"By putting Iraq in play, they've opened up an entirely new front, one that sucks up people and resources at an alarming rate, but yields absolutely no offsetting advantages in the struggle against jihadism. It's become the 21st century version of Gallipoli -- at best, a bloody stalemate; at worst, a disastrous strategic defeat."
Link.
Billmon at The Whiskey Bar not only hit the nail on the head, he hammered it in with one blow.
Full disclosure: I sent an email to Joshua Marshall with much the same position a few weeks ago. Of course, Marshall has much more important things to do than reply to a complete unknown like myself, but I take some pride in both recognizing the situation AND trying to add my point of view to the public debate. The fact is that even a stalemate is a defeat for the Anglo-American alliance: besides costing an ever increasing amount in lives and money, a stalemate means that the mightiest military force the earth has ever seen can be defeated by a very small force of guerillas--if the latter has a supportive or even simply a passive population they can blend into when not actively engaged with the enemy.
I forget the link, although I think it was on the PBS website a few weeks back--(yeah, it was on PBS, and here is the link)--T.E. Lawrence managed to do remarkable things in the Middle East by relying on unconventional methods throughout the First World War. Was Lawrence racist? Probably--go to the site and judge for yourself. But he learned the terrain AND the people, and by doing so he scored spectacular successes against the Ottoman Empire, while Churchill's doomed plan at Gallipoli was an utter failure.

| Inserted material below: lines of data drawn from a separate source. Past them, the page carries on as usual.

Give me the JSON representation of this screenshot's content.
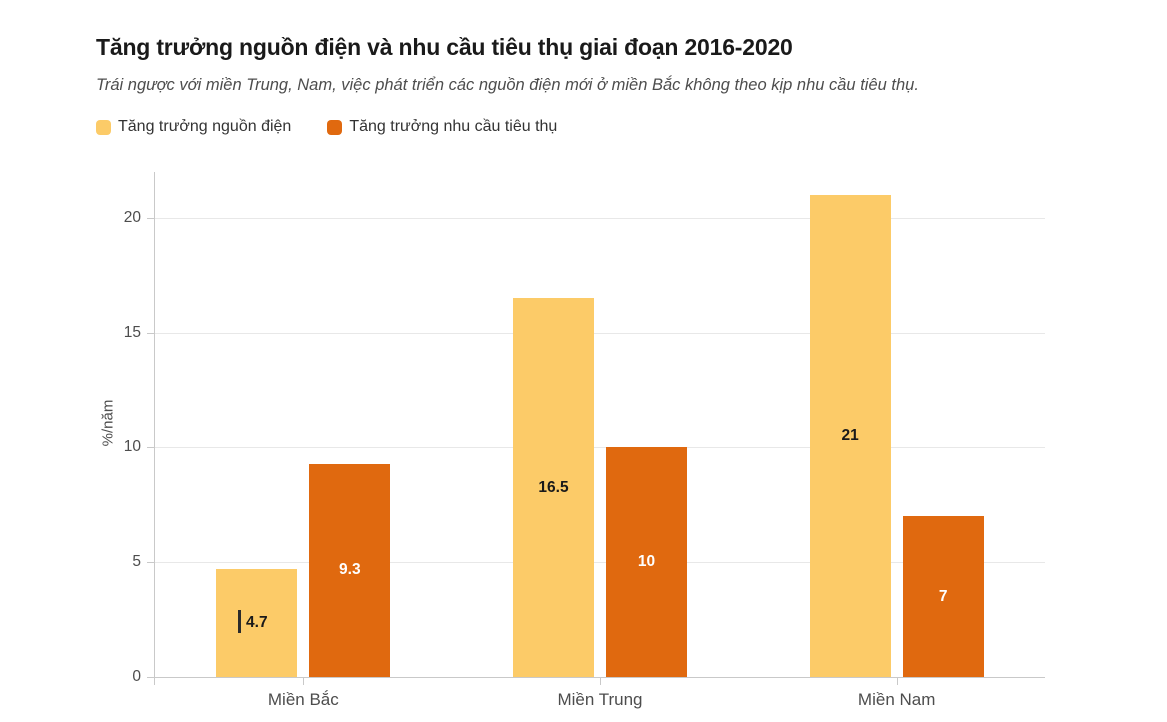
{
  "header": {
    "title": "Tăng trưởng nguồn điện và nhu cầu tiêu thụ giai đoạn 2016-2020",
    "subtitle": "Trái ngược với miền Trung, Nam, việc phát triển các nguồn điện mới ở miền Bắc không theo kịp nhu cầu tiêu thụ."
  },
  "legend": {
    "items": [
      {
        "label": "Tăng trưởng nguồn điện",
        "color": "#FCCB68"
      },
      {
        "label": "Tăng trưởng nhu cầu tiêu thụ",
        "color": "#E0690F"
      }
    ]
  },
  "chart_data": {
    "type": "bar",
    "title": "Tăng trưởng nguồn điện và nhu cầu tiêu thụ giai đoạn 2016-2020",
    "subtitle": "Trái ngược với miền Trung, Nam, việc phát triển các nguồn điện mới ở miền Bắc không theo kịp nhu cầu tiêu thụ.",
    "categories": [
      "Miền Bắc",
      "Miền Trung",
      "Miền Nam"
    ],
    "series": [
      {
        "name": "Tăng trưởng nguồn điện",
        "color": "#FCCB68",
        "label_color": "#1a1a1a",
        "values": [
          4.7,
          16.5,
          21
        ]
      },
      {
        "name": "Tăng trưởng nhu cầu tiêu thụ",
        "color": "#E0690F",
        "label_color": "#ffffff",
        "values": [
          9.3,
          10,
          7
        ]
      }
    ],
    "xlabel": "",
    "ylabel": "%/năm",
    "yticks": [
      0,
      5,
      10,
      15,
      20
    ],
    "ylim": [
      0,
      22
    ],
    "grid": true,
    "legend_position": "top"
  },
  "colors": {
    "background": "#ffffff",
    "gridline": "#e8e8e8",
    "axis": "#c9c9c9",
    "title_text": "#1a1a1a",
    "secondary_text": "#4d4d4d"
  }
}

Meanwhile, Bush is proving himself incapable of staying on message (link also courtesy of Billmon). No wonder they won't let him out of his glass box when he's in the US. My favorite line in the article is this:
"His comment appeared to take top aides by surprise. As the president spoke, Secretary of State Colin L. Powell and national security adviser Condoleezza Rice glanced pointedly toward the press corps assembled inside Britain's foreign office as if to suggest that there might be some clarification coming."
Some clarification coming. This reminds me of something from the old Hunter Thompson book Fear and Loathing on the Campaign Trail . I'll be honest: I think Thompson lost his mojo years ago--probably dropped it down the sewer drain by accident following yet another night of binge [name your toxin(s) here]. Hell, I saw the guy speak at Tulane many years ago and thought he'd lost it (the fact that it was a Q and A format and the idiot Tulane students couldn't think of anything better to ask than Doonesbury questions didn't help). But anyway...

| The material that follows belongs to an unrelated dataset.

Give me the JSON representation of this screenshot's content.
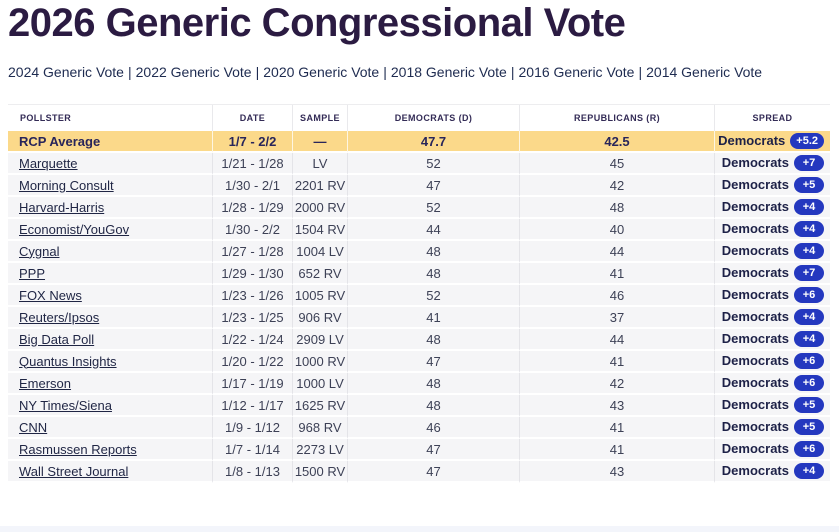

My point was about something Thompson wrote in regards to campaign managers--this was before the term "spin doctor" had become fasionable, but the description was dead on. He used Sodomy Laws as the example--I believe it went something like: The Campaign Manager job is to ensure that the message gets out. If, say, the candidate decides that Sodomy Laws should be repealed, then the Campaign Manager will go out of his way to insist that, indeed, the Sodomy Laws MUST be repealed, and this is of utmost concern. If, however, they discover that the public isn't exactly buying into this, it's the Manager's duty to insist that, in fact, the candidate hadn't actually called for the repeal of Sodomy Laws, but of Sodomy itself.
So, that's what we'll be seeing from Dubya's staff, as soon as he's safely placed back in his box. Meanwhile, the more reports I see about the bombing in Istanbul, the worse it seems. The War on Terror is bin Laden's wet dream, but the US public has gone along like we're dancing on a string. At least the British public had decided to they've had enough.